Here’s a sad story. You’ve saved your entire life for the day you can retire. You’ve brought up your children and you hope that they’ll have productive lives. Unfortunately, one of your children never seems to grow up. That child dropped out of school, has continually gotten into trouble and you feel that you have to keep helping.
The help that you’ve give has cost you lots of money, time and energy. The time and energy are good things to have spent. The money might be something that’ll change what you thought your life was going to be when you retire.
This should be a conscious choice.
If you have a child who is in their late twenties or early thirties and just doesn’t seem to be able to get their life started how you handle this is your choice. The truth is there isn’t a right answer.
My only suggestion is that you make the choice a conscious one. Have a thinking partner you can work through these very tough issues with. Keeping everything inside isn’t going to help. The more you talk about it with someone who’s going to ask tough questions the better answer you’re going to get.
Your children aren’t all about money.
I get it, this isn’t all about money. At the same time money has to be part of the equation. If your child is not able to stand on their own feet economically it does become a financial drain, especially if you’re still the one writing the checks.
I think that money has to be part of the equation. Someday you’re going to get too old to work. If you’re spending retirement money supporting an adult child, you need to have really made it a conscious choice….Yea, I’m repeating myself and it’s such an important issue I feel I have to and you should too.

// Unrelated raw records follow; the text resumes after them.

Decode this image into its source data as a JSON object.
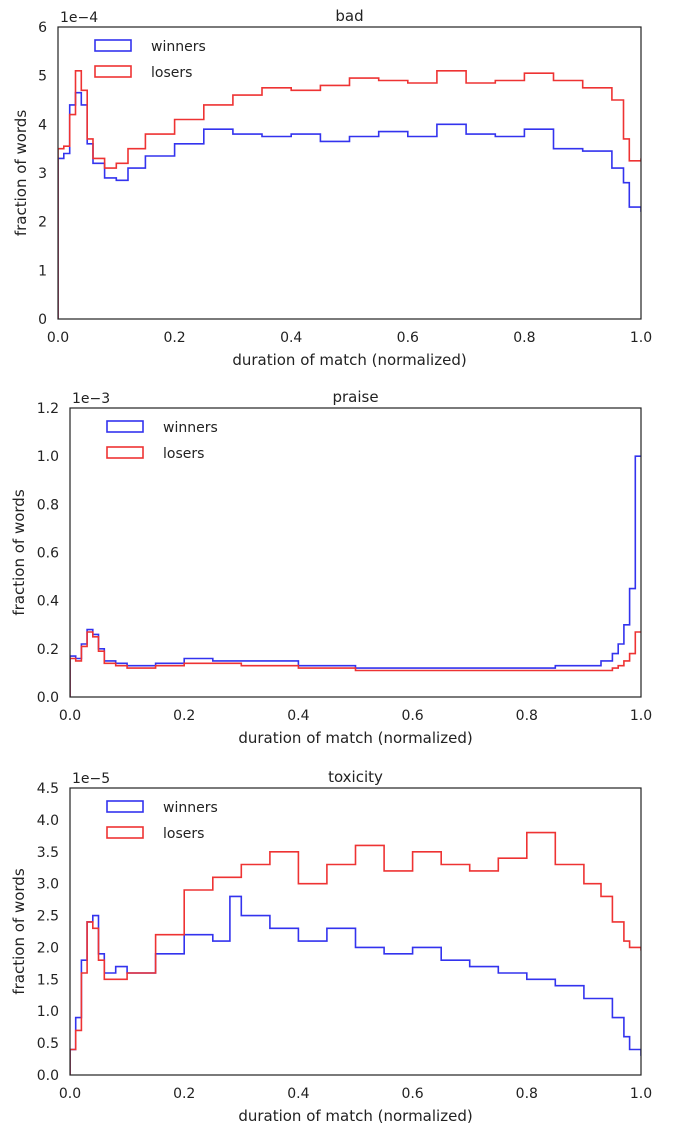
{
  "chart_data": [
    {
      "type": "line",
      "drawstyle": "steps",
      "title": "bad",
      "xlabel": "duration of match (normalized)",
      "ylabel": "fraction of words",
      "scale_label": "1e−4",
      "xlim": [
        0.0,
        1.0
      ],
      "ylim": [
        0,
        6
      ],
      "xticks": [
        "0.0",
        "0.2",
        "0.4",
        "0.6",
        "0.8",
        "1.0"
      ],
      "yticks": [
        "0",
        "1",
        "2",
        "3",
        "4",
        "5",
        "6"
      ],
      "legend": "top-left",
      "grid": false,
      "x": [
        0.0,
        0.1,
        0.2,
        0.3,
        0.4,
        0.5,
        0.6,
        0.7,
        0.8,
        0.9,
        1.0
      ],
      "series": [
        {
          "name": "winners",
          "color": "#3333ee",
          "x": [
            0.0,
            0.01,
            0.02,
            0.03,
            0.04,
            0.05,
            0.06,
            0.08,
            0.1,
            0.12,
            0.15,
            0.2,
            0.25,
            0.3,
            0.35,
            0.4,
            0.45,
            0.5,
            0.55,
            0.6,
            0.65,
            0.7,
            0.75,
            0.8,
            0.85,
            0.9,
            0.95,
            0.97,
            0.98,
            1.0
          ],
          "values": [
            3.3,
            3.4,
            4.4,
            4.65,
            4.4,
            3.6,
            3.2,
            2.9,
            2.85,
            3.1,
            3.35,
            3.6,
            3.9,
            3.8,
            3.75,
            3.8,
            3.65,
            3.75,
            3.85,
            3.75,
            4.0,
            3.8,
            3.75,
            3.9,
            3.5,
            3.45,
            3.1,
            2.8,
            2.3,
            2.2
          ]
        },
        {
          "name": "losers",
          "color": "#ee3333",
          "x": [
            0.0,
            0.01,
            0.02,
            0.03,
            0.04,
            0.05,
            0.06,
            0.08,
            0.1,
            0.12,
            0.15,
            0.2,
            0.25,
            0.3,
            0.35,
            0.4,
            0.45,
            0.5,
            0.55,
            0.6,
            0.65,
            0.7,
            0.75,
            0.8,
            0.85,
            0.9,
            0.95,
            0.97,
            0.98,
            1.0
          ],
          "values": [
            3.5,
            3.55,
            4.2,
            5.1,
            4.7,
            3.7,
            3.3,
            3.1,
            3.2,
            3.5,
            3.8,
            4.1,
            4.4,
            4.6,
            4.75,
            4.7,
            4.8,
            4.95,
            4.9,
            4.85,
            5.1,
            4.85,
            4.9,
            5.05,
            4.9,
            4.75,
            4.5,
            3.7,
            3.25,
            3.3
          ]
        }
      ]
    },
    {
      "type": "line",
      "drawstyle": "steps",
      "title": "praise",
      "xlabel": "duration of match (normalized)",
      "ylabel": "fraction of words",
      "scale_label": "1e−3",
      "xlim": [
        0.0,
        1.0
      ],
      "ylim": [
        0.0,
        1.2
      ],
      "xticks": [
        "0.0",
        "0.2",
        "0.4",
        "0.6",
        "0.8",
        "1.0"
      ],
      "yticks": [
        "0.0",
        "0.2",
        "0.4",
        "0.6",
        "0.8",
        "1.0",
        "1.2"
      ],
      "legend": "top-left",
      "grid": false,
      "series": [
        {
          "name": "winners",
          "color": "#3333ee",
          "x": [
            0.0,
            0.01,
            0.02,
            0.03,
            0.04,
            0.05,
            0.06,
            0.08,
            0.1,
            0.15,
            0.2,
            0.25,
            0.3,
            0.4,
            0.5,
            0.6,
            0.7,
            0.8,
            0.85,
            0.9,
            0.93,
            0.95,
            0.96,
            0.97,
            0.98,
            0.99,
            1.0
          ],
          "values": [
            0.17,
            0.16,
            0.22,
            0.28,
            0.26,
            0.2,
            0.15,
            0.14,
            0.13,
            0.14,
            0.16,
            0.15,
            0.15,
            0.13,
            0.12,
            0.12,
            0.12,
            0.12,
            0.13,
            0.13,
            0.15,
            0.18,
            0.22,
            0.3,
            0.45,
            1.0,
            1.0
          ]
        },
        {
          "name": "losers",
          "color": "#ee3333",
          "x": [
            0.0,
            0.01,
            0.02,
            0.03,
            0.04,
            0.05,
            0.06,
            0.08,
            0.1,
            0.15,
            0.2,
            0.25,
            0.3,
            0.4,
            0.5,
            0.6,
            0.7,
            0.8,
            0.85,
            0.9,
            0.93,
            0.95,
            0.96,
            0.97,
            0.98,
            0.99,
            1.0
          ],
          "values": [
            0.16,
            0.15,
            0.21,
            0.27,
            0.25,
            0.19,
            0.14,
            0.13,
            0.12,
            0.13,
            0.14,
            0.14,
            0.13,
            0.12,
            0.11,
            0.11,
            0.11,
            0.11,
            0.11,
            0.11,
            0.11,
            0.12,
            0.13,
            0.15,
            0.18,
            0.27,
            0.27
          ]
        }
      ]
    },
    {
      "type": "line",
      "drawstyle": "steps",
      "title": "toxicity",
      "xlabel": "duration of match (normalized)",
      "ylabel": "fraction of words",
      "scale_label": "1e−5",
      "xlim": [
        0.0,
        1.0
      ],
      "ylim": [
        0.0,
        4.5
      ],
      "xticks": [
        "0.0",
        "0.2",
        "0.4",
        "0.6",
        "0.8",
        "1.0"
      ],
      "yticks": [
        "0.0",
        "0.5",
        "1.0",
        "1.5",
        "2.0",
        "2.5",
        "3.0",
        "3.5",
        "4.0",
        "4.5"
      ],
      "legend": "top-left",
      "grid": false,
      "series": [
        {
          "name": "winners",
          "color": "#3333ee",
          "x": [
            0.0,
            0.01,
            0.02,
            0.03,
            0.04,
            0.05,
            0.06,
            0.08,
            0.1,
            0.15,
            0.2,
            0.25,
            0.28,
            0.3,
            0.35,
            0.4,
            0.45,
            0.5,
            0.55,
            0.6,
            0.65,
            0.7,
            0.75,
            0.8,
            0.85,
            0.9,
            0.95,
            0.97,
            0.98,
            1.0
          ],
          "values": [
            0.4,
            0.9,
            1.8,
            2.4,
            2.5,
            1.9,
            1.6,
            1.7,
            1.6,
            1.9,
            2.2,
            2.1,
            2.8,
            2.5,
            2.3,
            2.1,
            2.3,
            2.0,
            1.9,
            2.0,
            1.8,
            1.7,
            1.6,
            1.5,
            1.4,
            1.2,
            0.9,
            0.6,
            0.4,
            0.3
          ]
        },
        {
          "name": "losers",
          "color": "#ee3333",
          "x": [
            0.0,
            0.01,
            0.02,
            0.03,
            0.04,
            0.05,
            0.06,
            0.08,
            0.1,
            0.15,
            0.2,
            0.25,
            0.3,
            0.35,
            0.4,
            0.45,
            0.5,
            0.55,
            0.6,
            0.65,
            0.7,
            0.75,
            0.8,
            0.85,
            0.9,
            0.93,
            0.95,
            0.97,
            0.98,
            1.0
          ],
          "values": [
            0.4,
            0.7,
            1.6,
            2.4,
            2.3,
            1.8,
            1.5,
            1.5,
            1.6,
            2.2,
            2.9,
            3.1,
            3.3,
            3.5,
            3.0,
            3.3,
            3.6,
            3.2,
            3.5,
            3.3,
            3.2,
            3.4,
            3.8,
            3.3,
            3.0,
            2.8,
            2.4,
            2.1,
            2.0,
            1.95
          ]
        }
      ]
    }
  ]
}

At the same time you might not get help back when you need it.
This fits in with thinking about money. The chance of you receiving support back for money you’ve advanced to your child you’re still supporting is slim. You need to think that any money you give to an adult child is gone forever.
You’ve probably read about loans to family and friends. Those loans have a nasty habit of never being paid back. If the loan isn’t going to be repaid, why would you think that financial support will come your way when you become old and can’t work anymore.
Are you really doing your child a favor?
This ties into making a conscious choice. Sometimes tough love is the best way to go. There is going to be a time when you can’t help anymore. What will happen to your child when that time comes? If you don’t prepare them while your able both you and your child might end up in a worse position.
In the end it’s your choice.
You already know what society thinks. You’ve gotten the looks and you know people are talking about your choice. You’re the only one that knows all the information.
If you’ve really stepped back, taken a good look, talked with people who have questioned what your doing and then decide adult support is a good idea, go for it. I’m lucky; both of my children are independent. It’s easy for me to give you my opinion. I’ve never lived it. I get that and in the end it really is all about what’s right for you.
Support might be a good thing…..entitlement isn’t. Make sure your choice fits in with what you think is important. You’ll be doing the right thing for you and your child. Isn’t that what counts?